A leak in a can presents a risk of secondary microbial contamination after the canned products are dispatched into the marketplace. Where such contamination occurs, it will present a low probability of illness and injury if the contaminated product is consumed. Notwithstanding that only two side seam leaks had been detected as a result of the transport test, with consumer safety as an absolute priority, Tiger Brands considers it appropriate that it institutes an immediate recall of all products that could potentially be affected. This involves the withdrawal of specific canned vegetable products manufactured under the KOO and Hugo’s brands between 1 May 2019 and 5 May 2021 (both dates inclusive), amounting to approximately 20 million cans, which is ~9% of annual production. A full list of the potentially affected products can be found on the Company’s website at www.tigerbrands.com.

KOO canned fruit, which is produced using a different can from a different can manufacturing plant, is not impacted by this defect and does not form part of the recall. In addition, KOO canned pilchards are also not impacted as the cans are supplied by a different supplier.

Tiger Brands has engaged with the National Consumer Commission on this matter and will, with immediate effect, roll out an appropriate consumer and customer communication plan in respect of the recall. The recall is expected to be concluded in approximately 120 days.

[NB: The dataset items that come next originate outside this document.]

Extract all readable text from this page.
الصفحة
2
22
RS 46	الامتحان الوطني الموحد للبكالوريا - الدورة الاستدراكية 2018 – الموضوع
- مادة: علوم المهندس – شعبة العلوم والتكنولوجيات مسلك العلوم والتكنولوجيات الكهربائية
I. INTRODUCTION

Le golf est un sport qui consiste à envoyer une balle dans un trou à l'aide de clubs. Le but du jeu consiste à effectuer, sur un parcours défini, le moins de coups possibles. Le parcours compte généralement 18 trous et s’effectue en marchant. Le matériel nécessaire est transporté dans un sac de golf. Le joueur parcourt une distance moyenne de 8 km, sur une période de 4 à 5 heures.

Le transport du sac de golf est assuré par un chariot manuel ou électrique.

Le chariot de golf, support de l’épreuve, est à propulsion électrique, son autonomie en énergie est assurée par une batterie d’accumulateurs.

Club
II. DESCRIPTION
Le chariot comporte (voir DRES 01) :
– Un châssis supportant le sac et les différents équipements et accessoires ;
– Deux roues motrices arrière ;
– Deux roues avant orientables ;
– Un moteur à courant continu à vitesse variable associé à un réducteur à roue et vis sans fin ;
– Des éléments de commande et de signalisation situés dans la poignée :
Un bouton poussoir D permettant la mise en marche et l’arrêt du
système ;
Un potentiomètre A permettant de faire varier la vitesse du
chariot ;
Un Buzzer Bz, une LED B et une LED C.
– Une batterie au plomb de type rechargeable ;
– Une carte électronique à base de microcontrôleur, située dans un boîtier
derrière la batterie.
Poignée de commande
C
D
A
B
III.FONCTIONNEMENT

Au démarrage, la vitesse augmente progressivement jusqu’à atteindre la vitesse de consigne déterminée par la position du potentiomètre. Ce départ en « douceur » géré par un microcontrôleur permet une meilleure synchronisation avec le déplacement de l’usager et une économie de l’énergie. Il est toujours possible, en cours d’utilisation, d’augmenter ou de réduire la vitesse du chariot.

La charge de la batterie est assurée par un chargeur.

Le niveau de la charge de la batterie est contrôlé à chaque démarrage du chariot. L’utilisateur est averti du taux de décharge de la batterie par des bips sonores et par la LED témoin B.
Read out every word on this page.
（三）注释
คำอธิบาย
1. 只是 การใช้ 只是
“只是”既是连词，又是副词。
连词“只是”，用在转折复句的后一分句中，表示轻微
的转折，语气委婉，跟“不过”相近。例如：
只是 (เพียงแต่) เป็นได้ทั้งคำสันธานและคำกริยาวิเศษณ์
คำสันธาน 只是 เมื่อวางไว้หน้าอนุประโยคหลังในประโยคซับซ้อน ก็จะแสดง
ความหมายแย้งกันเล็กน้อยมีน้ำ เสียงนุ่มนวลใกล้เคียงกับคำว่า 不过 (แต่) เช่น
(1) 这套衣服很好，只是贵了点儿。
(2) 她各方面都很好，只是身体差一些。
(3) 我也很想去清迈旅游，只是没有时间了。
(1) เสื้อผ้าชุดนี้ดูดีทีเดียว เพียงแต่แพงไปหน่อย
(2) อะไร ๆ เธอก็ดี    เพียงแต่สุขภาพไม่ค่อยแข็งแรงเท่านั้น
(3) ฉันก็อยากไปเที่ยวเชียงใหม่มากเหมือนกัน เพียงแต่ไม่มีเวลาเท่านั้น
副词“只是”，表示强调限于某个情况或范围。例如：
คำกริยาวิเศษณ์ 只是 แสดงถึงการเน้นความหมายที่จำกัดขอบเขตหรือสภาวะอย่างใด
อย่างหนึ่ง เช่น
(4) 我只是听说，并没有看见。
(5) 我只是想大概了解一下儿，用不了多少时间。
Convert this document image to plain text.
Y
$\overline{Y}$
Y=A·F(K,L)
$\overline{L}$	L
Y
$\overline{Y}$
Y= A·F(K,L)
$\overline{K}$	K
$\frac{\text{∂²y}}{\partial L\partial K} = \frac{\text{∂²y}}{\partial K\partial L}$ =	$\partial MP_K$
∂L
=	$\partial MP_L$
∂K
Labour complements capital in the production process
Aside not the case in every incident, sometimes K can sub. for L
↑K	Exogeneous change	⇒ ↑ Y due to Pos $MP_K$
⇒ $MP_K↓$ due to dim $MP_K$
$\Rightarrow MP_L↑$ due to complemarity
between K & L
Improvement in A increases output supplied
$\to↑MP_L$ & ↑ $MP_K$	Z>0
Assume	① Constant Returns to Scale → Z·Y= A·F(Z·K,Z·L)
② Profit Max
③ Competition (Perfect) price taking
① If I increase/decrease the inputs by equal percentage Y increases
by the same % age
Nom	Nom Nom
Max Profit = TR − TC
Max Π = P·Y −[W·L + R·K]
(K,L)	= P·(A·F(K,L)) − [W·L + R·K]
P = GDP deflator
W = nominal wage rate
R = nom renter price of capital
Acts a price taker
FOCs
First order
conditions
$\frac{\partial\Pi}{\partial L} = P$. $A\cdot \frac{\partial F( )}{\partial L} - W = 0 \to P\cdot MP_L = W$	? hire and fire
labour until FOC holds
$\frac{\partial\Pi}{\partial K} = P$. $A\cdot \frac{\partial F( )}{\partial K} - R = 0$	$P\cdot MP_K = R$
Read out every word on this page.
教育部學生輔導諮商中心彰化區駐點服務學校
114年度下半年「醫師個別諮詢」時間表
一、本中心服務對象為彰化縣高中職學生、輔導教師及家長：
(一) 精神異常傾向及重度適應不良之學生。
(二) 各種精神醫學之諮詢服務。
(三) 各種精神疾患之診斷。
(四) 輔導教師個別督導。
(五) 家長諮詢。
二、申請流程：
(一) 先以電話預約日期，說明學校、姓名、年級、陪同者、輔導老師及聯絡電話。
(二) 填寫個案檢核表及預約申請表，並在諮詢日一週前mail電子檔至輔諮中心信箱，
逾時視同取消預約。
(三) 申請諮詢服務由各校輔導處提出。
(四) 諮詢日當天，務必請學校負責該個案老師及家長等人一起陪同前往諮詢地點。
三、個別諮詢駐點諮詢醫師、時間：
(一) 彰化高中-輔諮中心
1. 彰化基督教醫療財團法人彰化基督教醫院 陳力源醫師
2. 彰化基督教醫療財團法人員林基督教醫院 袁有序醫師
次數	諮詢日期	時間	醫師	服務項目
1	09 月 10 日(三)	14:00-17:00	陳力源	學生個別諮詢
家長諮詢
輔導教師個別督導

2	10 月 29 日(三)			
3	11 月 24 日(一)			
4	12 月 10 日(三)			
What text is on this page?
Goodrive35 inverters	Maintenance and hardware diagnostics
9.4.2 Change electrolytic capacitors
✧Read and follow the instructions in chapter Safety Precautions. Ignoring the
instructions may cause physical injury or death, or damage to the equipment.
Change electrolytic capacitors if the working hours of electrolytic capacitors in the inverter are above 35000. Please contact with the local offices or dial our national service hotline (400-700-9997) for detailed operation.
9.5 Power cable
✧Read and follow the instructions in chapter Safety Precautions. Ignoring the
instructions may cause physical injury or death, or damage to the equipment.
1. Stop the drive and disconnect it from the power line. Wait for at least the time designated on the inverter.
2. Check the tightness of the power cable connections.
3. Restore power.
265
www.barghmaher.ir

The financial impact of the recall, including the cost of the potentially affected stock that may be written off, transport and storage costs, as well as the loss of margin on the returned stock, is estimated at between R500m and R650m. Tiger Brands has product recall insurance for the logistics of recalling the products. The Company’s claim under the contract with the third-party supplier is yet to be assessed.

Shareholders will be updated as appropriate.

The financial information contained in this announcement has not been reviewed or reported on by Tiger Brands’ auditors.